In our midst
Joel Mowbray publishes in the Washington Times a shocking account of the ties of a powerful professor/institute head at Georgetown University, Professor John Esposito.
Headline—grabbing stories about a British—based Muslim academic's public support for "martyrdom" last weekend missed a key detail: His mentor and frequent collaborator is a high—profile scholar who has been consulted repeatedly by the FBI, Professor John Esposito of Georgetown University.
Mr. Esposito has long courted controversy — most recently when the Georgetown—based center he founded in 1993 accepted $20 million last year from (and took the name of) a notorious Saudi prince. Yet, the professor has somehow been able to maintain a relatively high reputation in academic and government circles alike.

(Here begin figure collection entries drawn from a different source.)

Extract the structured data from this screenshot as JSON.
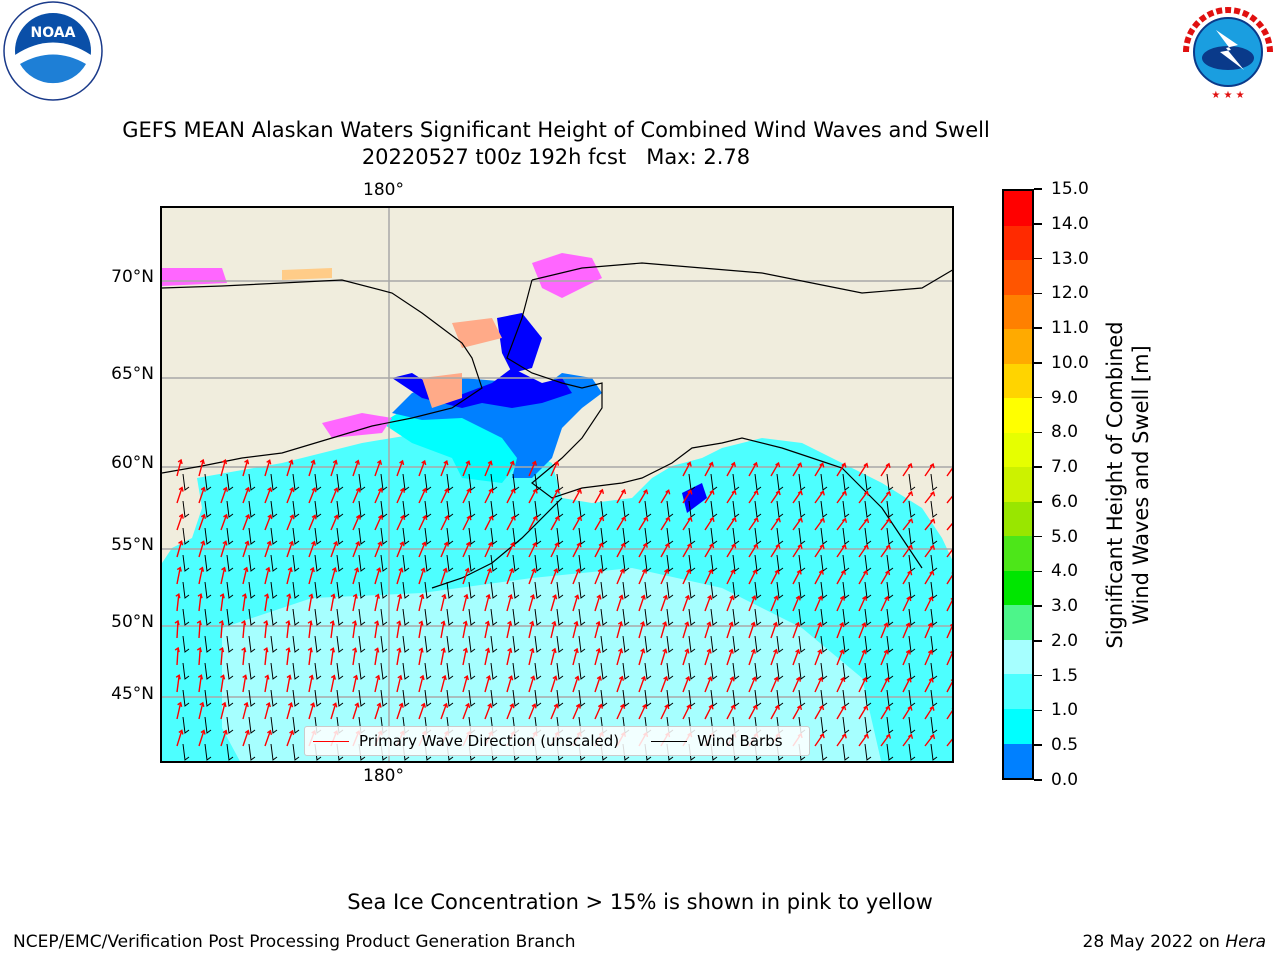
{
  "header": {
    "title_line1": "GEFS MEAN Alaskan Waters Significant Height of Combined Wind Waves and Swell",
    "title_line2": "20220527 t00z 192h fcst   Max: 2.78"
  },
  "logos": {
    "left": {
      "icon": "noaa-logo",
      "text": "NOAA",
      "ring_text": "NATIONAL OCEANIC AND ATMOSPHERIC ADMINISTRATION · U.S. DEPARTMENT OF COMMERCE"
    },
    "right": {
      "icon": "nws-logo",
      "ring_text": "NATIONAL WEATHER SERVICE"
    }
  },
  "map": {
    "lon_label_top": "180°",
    "lon_label_bottom": "180°",
    "lat_labels": [
      "70°N",
      "65°N",
      "60°N",
      "55°N",
      "50°N",
      "45°N"
    ],
    "land_color": "#f0eddd",
    "legend": {
      "wave_label": "Primary Wave Direction (unscaled)",
      "wave_color": "#ff0000",
      "barb_label": "Wind Barbs",
      "barb_color": "#000000"
    }
  },
  "colorbar": {
    "label": "Significant Height of Combined\nWind Waves and Swell [m]",
    "ticks": [
      "15.0",
      "14.0",
      "13.0",
      "12.0",
      "11.0",
      "10.0",
      "9.0",
      "8.0",
      "7.0",
      "6.0",
      "5.0",
      "4.0",
      "3.0",
      "2.0",
      "1.5",
      "1.0",
      "0.5",
      "0.0"
    ],
    "colors": [
      "#ff0000",
      "#ff2a00",
      "#ff5500",
      "#ff8000",
      "#ffaa00",
      "#ffd400",
      "#ffff00",
      "#e6ff00",
      "#ccf200",
      "#99e600",
      "#4de619",
      "#00e600",
      "#4df58a",
      "#a6ffff",
      "#4dffff",
      "#00ffff",
      "#0080ff",
      "#0000ff"
    ]
  },
  "note": "Sea Ice Concentration > 15% is shown in pink to yellow",
  "footer": {
    "left": "NCEP/EMC/Verification Post Processing Product Generation Branch",
    "right_prefix": "28 May 2022 on ",
    "right_machine": "Hera"
  }
}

That Mr. Esposito is still largely respected owes to the subtlety of his apologism. He acknowledges that there is radicalism in Islam, and he generally avoids defending the likes of Hamas and Hezbollah. Even as he argues for engaging Islamists, he does so without overtly endorsing their worldview. But Mr. Esposito skillfully downplays the threat posed by radical Islam, and as demonstrated by his close affiliation with Azzam Tamimi, who told a massive crowd in the UK on Sunday that "dying for your beliefs is just," he willingly associates with avowed cheerleaders of Islamic terrorism.
Mowbray demoinstrates the professor's ties to various radicals, but focuses in on the case of the Muslim academic Azzam Tamimi and his close ties to Esposito.
What's most disconcerting about the case of Mr. Tamimi is not that someone who studied under and later worked with Mr. Esposito could turn out to be so noxious. It's that someone like Mr. Tamimi almost certainly could not have kept hidden his real and deeply held beliefs from his mentor and collaborator. [....]
Mr. Tamimi's only testy moment during the interview came when asked if it was morally acceptable to kill Americans who are only in Iraq to rebuild things like roads and schools. He snapped, "It is not my responsibility to tell the Iraqi people who they can kill or not."
To put it gently, Mr. Tamimi is not afraid to express radical views to a stranger, or for that matter, to 8,000 people in Manchester. It raises the question: What kind of venom has he spewed privately to Mr. Esposito?
Better yet, what has Mr. Esposito said back?